Martin Flecken sagte, das Schützenfest sei Heimatfest. Er zitierte im Folgenden Bernhard Schlink, Jurist und Schriftsteller sei zum Thema Heimat: „Wenn das Leben auf dem Land wie das in der Stadt ist, nur kleinräumiger, wenn sich die Städte nur noch durch die Größe ihrer mit den gleichen Steinen gepflasterten und mit den gleichen Lampen, Bänken und Pollern bestückten Fußgängerzonen unterscheiden, wenn die Geschäfte die gleichen Filialen derselben Ketten sind, wenn die Parteien wie die Kirchen immer ähnlicher in Erscheinung treten, werden Uniformität und Anonymität zur alltäglichen Erfahrung, … wird Entfremdung konkret vor Ort erfahren. Entsprechend richtet sich auch die Sehnsucht [der Menschen] nach nichtentfremdetem Leben, … auf konkrete Orte, auf die Region, die Stadt, den Kiez; diese sollen Individualität besitzen und ausstrahlen und Geborgenheit und Behausungen vermitteln.“ Martin Flecken fügte hinzu „So ist das mit dem Schützenwesen und dem Neusser Bürger-Schützen-Fest. Das ist gut so.“

Schützenkönig Christoph Heusgen reicht seinem knapp unterlegenen Mitbewerber Bert Roemges die Hand.

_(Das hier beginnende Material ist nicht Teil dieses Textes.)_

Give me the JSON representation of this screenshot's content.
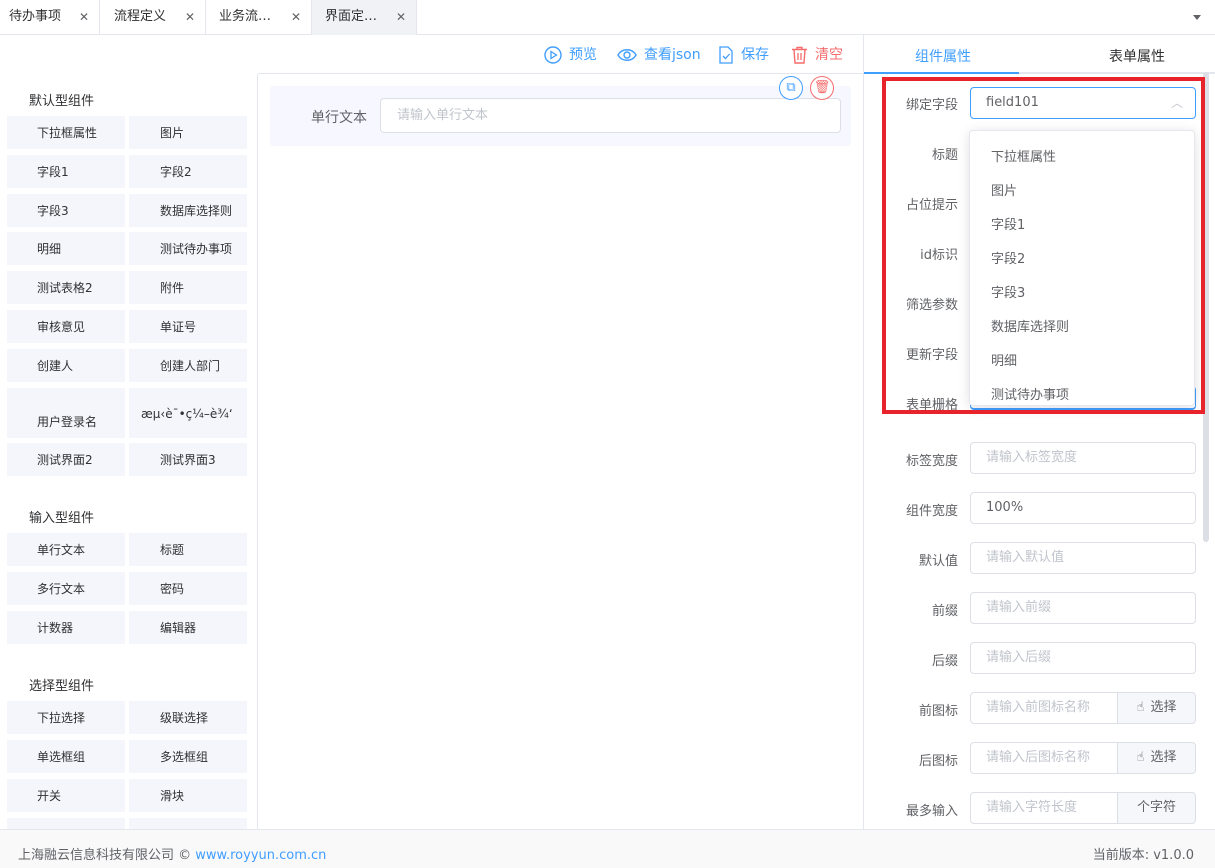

Foto: Christian Dick

Wüst hob schließlich das große Engagement der Schützen in der Gesellschaft hervor. Er nannte als Beispiele das Hinwirken der Schützen auf gesellschaftlichen Zusammenhalt während der Pandemie und die Initiative „Schützen gegen Krebs“ der Neusser Scheiben-Schützen. Er machte deutlich, dass in der aktuellen Zeit ehrenamtliches Engagement äußerst wichtig ist und erklärte „Leider sind immer mehr Menschen in unserer Gesellschaft allein und einsam. Diejenigen, die einsam sind, in unsere Mitte zu nehmen, das stärkt unsere Gesellschaft! Es ist sehr gut, dass die Neusser Schützen immer vor dem Schützenfest in die Seniorenheime gehen.“

Bürgermeister Reiner Breuer hob hervor, dass der Vertrag der Stadt mit dem Neusser Bürger-Schützen Verein ein „Zukunftsvertrag“ sei. Neuss sei eine tolerante Stadt, die gegen Diskriminierung, Ausgrenzung und Rassismus sei. Und für diese Werte stünden auch die Schützen.

Mit Blick auf die Landesgartenschau 2026 stellte Breuer die Perspektive in Aussicht, dass der neue Landschaftspark auf dem Gelände der Schützenwiese auch für die Schützen ein Gewinn sei, er forderte die Schützen auf, sich bei den Planungen einzubringen und regte an, dass man das Gelände der ehemaligen Rennbahn nicht nur einmal im Jahr für vier Tage nutzen sollte, sondern für mehrere Veranstaltungen.

Musikalisch rundete der Musikverein Holzheim des Festakts in grandioser Weise ab. Die Neusser verehren ihren Stadtheiligen sehr stark. Zum Schützenfest ist es Tradition, dass die Flagge auf dem Quirinus-Münster gehisst wird. Eigens für den Jubiläums-Festakt hatte der Holzheimer Musikverein das Quirinus-Lied neu arrangiert und überreichte die Partitur Martin Flecken. Das Neusser Kirmes-Lied durfte ebenso fehlen, wie zum Abschluss des Festakts das Neusser Heimatlied.